I like you, am not sure either. But here is where I am at right now. Feel free to comment or disagree, because I too struggle to find that balance between upholding the truth but also doing so without alienating people. Especially knowing all the struggles and challenges people with gender dysphoria experience.
If I run into someone who I am unsure is male or female… obviously I would go with their preferred pronoun. I think that would be the charitable thing to do; to take them as they are in good faith.
For those that I know have transitioned… If you refer to transgender people by their names to avoid the pronouns… do you insist on calling Bob Barbara?

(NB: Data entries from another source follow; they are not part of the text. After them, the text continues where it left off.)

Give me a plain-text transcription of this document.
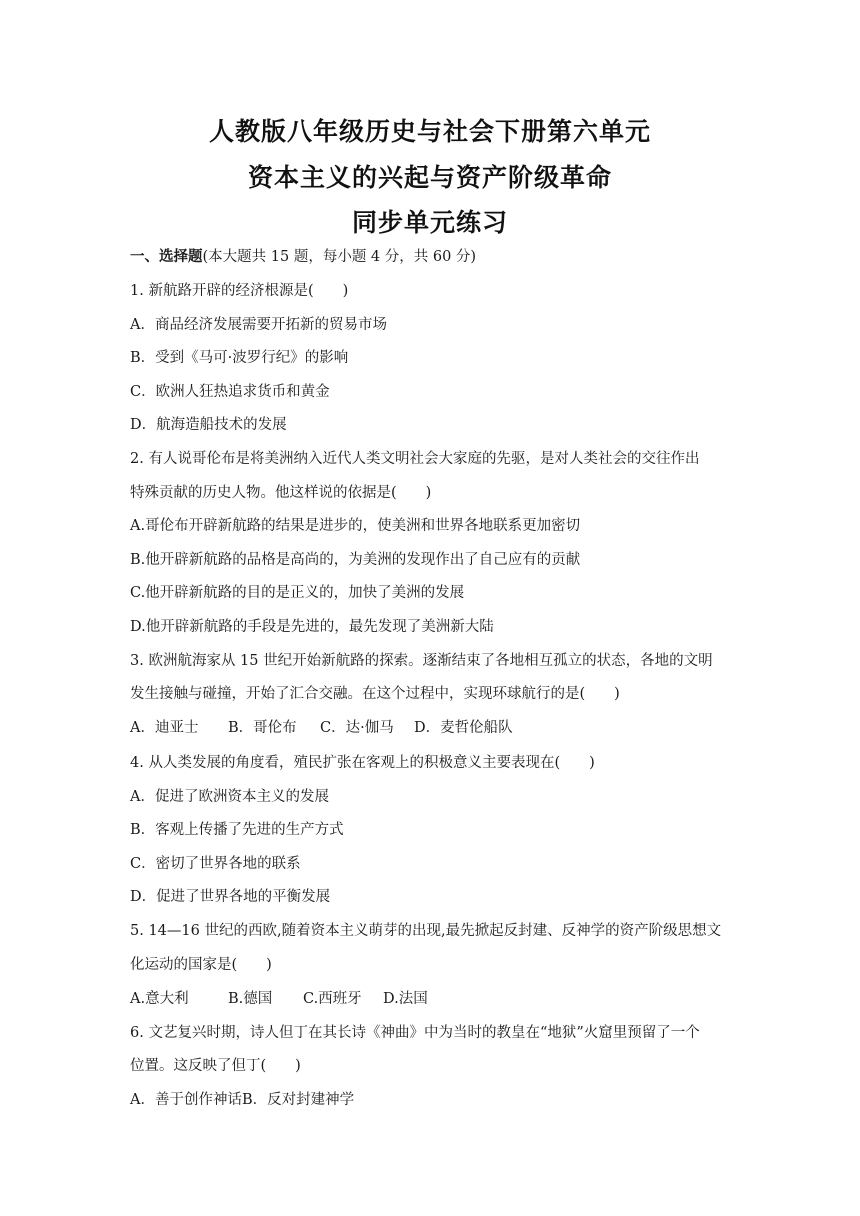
人教版八年级历史与社会下册第六单元
资本主义的兴起与资产阶级革命
同步单元练习
一、选择题(本大题共 15 题，每小题 4 分，共 60 分)
1. 新航路开辟的经济根源是(　　)
A．商品经济发展需要开拓新的贸易市场
B．受到《马可·波罗行纪》的影响
C．欧洲人狂热追求货币和黄金
D．航海造船技术的发展
2. 有人说哥伦布是将美洲纳入近代人类文明社会大家庭的先驱，是对人类社会的交往作出
特殊贡献的历史人物。他这样说的依据是(　　)
A.哥伦布开辟新航路的结果是进步的，使美洲和世界各地联系更加密切
B.他开辟新航路的品格是高尚的，为美洲的发现作出了自己应有的贡献
C.他开辟新航路的目的是正义的，加快了美洲的发展
D.他开辟新航路的手段是先进的，最先发现了美洲新大陆
3. 欧洲航海家从 15 世纪开始新航路的探索。逐渐结束了各地相互孤立的状态，各地的文明
发生接触与碰撞，开始了汇合交融。在这个过程中，实现环球航行的是(　　)
A．迪亚士 B．哥伦布 C．达·伽马 D．麦哲伦船队
4. 从人类发展的角度看，殖民扩张在客观上的积极意义主要表现在(　　)
A．促进了欧洲资本主义的发展
B．客观上传播了先进的生产方式
C．密切了世界各地的联系
D．促进了世界各地的平衡发展
5. 14—16 世纪的西欧,随着资本主义萌芽的出现,最先掀起反封建、反神学的资产阶级思想文
化运动的国家是(　　)
A.意大利	B.德国 C.西班牙 D.法国
6. 文艺复兴时期，诗人但丁在其长诗《神曲》中为当时的教皇在“地狱”火窟里预留了一个
位置。这反映了但丁(　　)
A．善于创作神话B．反对封建神学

I don’t think it is unreasonable to call them by their preferred new name. After all, if Barbara changes her name to Betty, would I object? What about Blake (a unisex name)?
That said, I try to minimize my use of pronouns in these situations to avoid confusion. But when needed, I tend to go with a person’s preferred pronouns, as long as the request is reasonable- she, he, etc… “God” is not a reasonable pronoun to me; neither are many of the made-up pronouns that are not words in the English language.
I don’t do this because I agree with gender theory, but because insisting on calling someone by another name or referring to them with another pronoun really isn’t an effective way to debate gender theory or bring people to truth; it often comes across as spiteful and really just closes off any possibility for conversation. When it comes up in conversation, I will also explain my views and that my disagreement is not done out of hatred or ideological argument, but concern for a person.
I think it’s most important to not forget that at the end of the day, the focus isn’t merely about proclaiming the truth, it is about proclaiming truth to people in a loving way. People with gender dysphoria are people just like anyone else, who are often really hurting and facing struggles. I remind myself that I’m not just trying to make a point, but doing so for another’s well-being.
It’s not a perfect analogy, but there are many other situations in life where similar reasoning applies. Premarital sex is wrong, but that doesn’t mean I am going to refuse to acknowledge an expecting couple as parents or give them support. To friends with gay parents, I am not going to refuse to refer to both of their parents as dads. To friends with phobias (not saying that having phobias is a sin- I had many, but it is a mental health issue like gender dysphoria), acknowledging their fear isn’t the same as saying it is reasonable.